In short, it is still too early to tell whether ICPT has already priced in all the potential risks. It is not a good idea to catch the falling knife even though it could turn out to be a good entry point. Better to let the dust settle before jumping in.

Friday, September 29, 2017

A double in the work




This is year is a year of semiconductors as the whole sector has been on fire continuously, thanks to the fast advancing in the life-changing technologies such as mobile computing, auto-driving, and artificial intelligence etc. All of them will need chips. Micron (MU) is one of those high-flying chip stocks and has almost doubled this year. It is making a new high as I’m writing following another strong earnings report and forward guidance. Some analyst has upgraded it with a price target double from the current level around $38. I agree that MU will double in the next year or so but jumping in immediately may not be a great idea and here is why.

 

You see, as with all the tech stocks during the dot.com bubble, MU had a moonshot run to almost touch $100 back in 2000. Following the bubble burst, it crashed down to low single digit in 2008 and started to move up nicely after the financial crisis, reaching $36 in 2014. But it didn’t hold. Rather it got killed again with a 50% decline in early 2016. So with the current price about $38, it is just making a 2 year high, which is impressive. The thing is, the $40ish price is a strong resistance, a 15 year high that it has to break out. While anything is possible, in general, it is quite difficult for a stock to challenge its 15 year long resistance successfully with just one attempt. More often than not, a few attempts will be required to gain sufficient momentum to  break it. I think this is likely the case for MU as well. Its technical setup has also given some hint on this: there is apparent negative divergence with MACD in both of its daily and weekly charts.

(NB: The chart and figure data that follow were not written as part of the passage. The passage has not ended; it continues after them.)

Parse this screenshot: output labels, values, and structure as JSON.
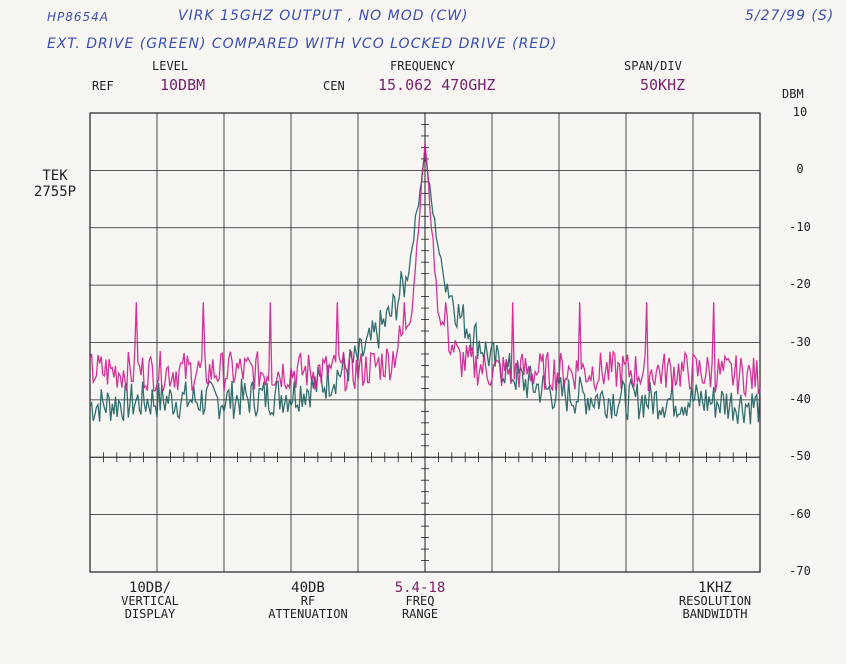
{
  "annotations": {
    "model": "HP8654A",
    "title_line": "VIRK 15GHZ OUTPUT , NO MOD (CW)",
    "date": "5/27/99 (S)",
    "subtitle": "EXT. DRIVE (GREEN) COMPARED WITH VCO LOCKED DRIVE (RED)"
  },
  "header": {
    "ref_label": "REF",
    "level_label": "LEVEL",
    "level_value": "10DBM",
    "cen_label": "CEN",
    "frequency_label": "FREQUENCY",
    "frequency_value": "15.062 470GHZ",
    "span_label": "SPAN/DIV",
    "span_value": "50KHZ",
    "unit": "DBM"
  },
  "instrument": {
    "line1": "TEK",
    "line2": "2755P"
  },
  "footer": {
    "vertical_value": "10DB/",
    "vertical_l1": "VERTICAL",
    "vertical_l2": "DISPLAY",
    "rf_value": "40DB",
    "rf_l1": "RF",
    "rf_l2": "ATTENUATION",
    "freq_value": "5.4-18",
    "freq_l1": "FREQ",
    "freq_l2": "RANGE",
    "res_value": "1KHZ",
    "res_l1": "RESOLUTION",
    "res_l2": "BANDWIDTH"
  },
  "colors": {
    "grid": "#222222",
    "green_trace": "#1e5f5f",
    "red_trace": "#cc1f8f"
  },
  "chart_data": {
    "type": "line",
    "xlim": [
      -5,
      5
    ],
    "ylim": [
      -70,
      10
    ],
    "yticks": [
      10,
      0,
      -10,
      -20,
      -30,
      -40,
      -50,
      -60,
      -70
    ],
    "grid": true,
    "series": [
      {
        "name": "EXT. DRIVE (GREEN)",
        "color": "#1e5f5f",
        "x": [
          -5,
          -4,
          -3,
          -2,
          -1.5,
          -1,
          -0.5,
          -0.25,
          0,
          0.1,
          0.25,
          0.5,
          1,
          1.5,
          2,
          3,
          4,
          5
        ],
        "y": [
          -41,
          -40,
          -40,
          -39,
          -37,
          -33,
          -25,
          -18,
          3,
          -6,
          -17,
          -25,
          -33,
          -37,
          -39,
          -40,
          -40,
          -41
        ]
      },
      {
        "name": "VCO LOCKED DRIVE (RED)",
        "color": "#cc1f8f",
        "x": [
          -5,
          -4.5,
          -4,
          -3,
          -2,
          -1,
          -0.5,
          -0.2,
          0,
          0.2,
          0.5,
          1,
          2,
          3,
          4,
          5
        ],
        "y": [
          -35,
          -35,
          -35,
          -35,
          -35,
          -35,
          -33,
          -25,
          5,
          -25,
          -33,
          -35,
          -35,
          -35,
          -35,
          -36
        ],
        "spurs": {
          "x": [
            -4.3,
            -3.3,
            -2.3,
            -1.3,
            -0.3,
            0.3,
            1.3,
            2.3,
            3.3,
            4.3,
            5.3
          ],
          "y": [
            -23,
            -23,
            -23,
            -23,
            -23,
            -23,
            -23,
            -23,
            -23,
            -23,
            -23
          ]
        }
      }
    ]
  }
}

It often suggests that MU has not gain enough momentum at the moment to push through the overhead resistance right now. I think the more likely scenario will be that MU may lose its momentum for now and then declines towards its breakout level around $32 to test the support. That will be a more favorable price to get in to me. With this plan in mind, I entered a $37/32 bearish call spread, wishing to make some money if it indeed follows the downward path as I expected. If I’m lucky enough, I will use the gain from this short-term shorting to fund my next long position for MU.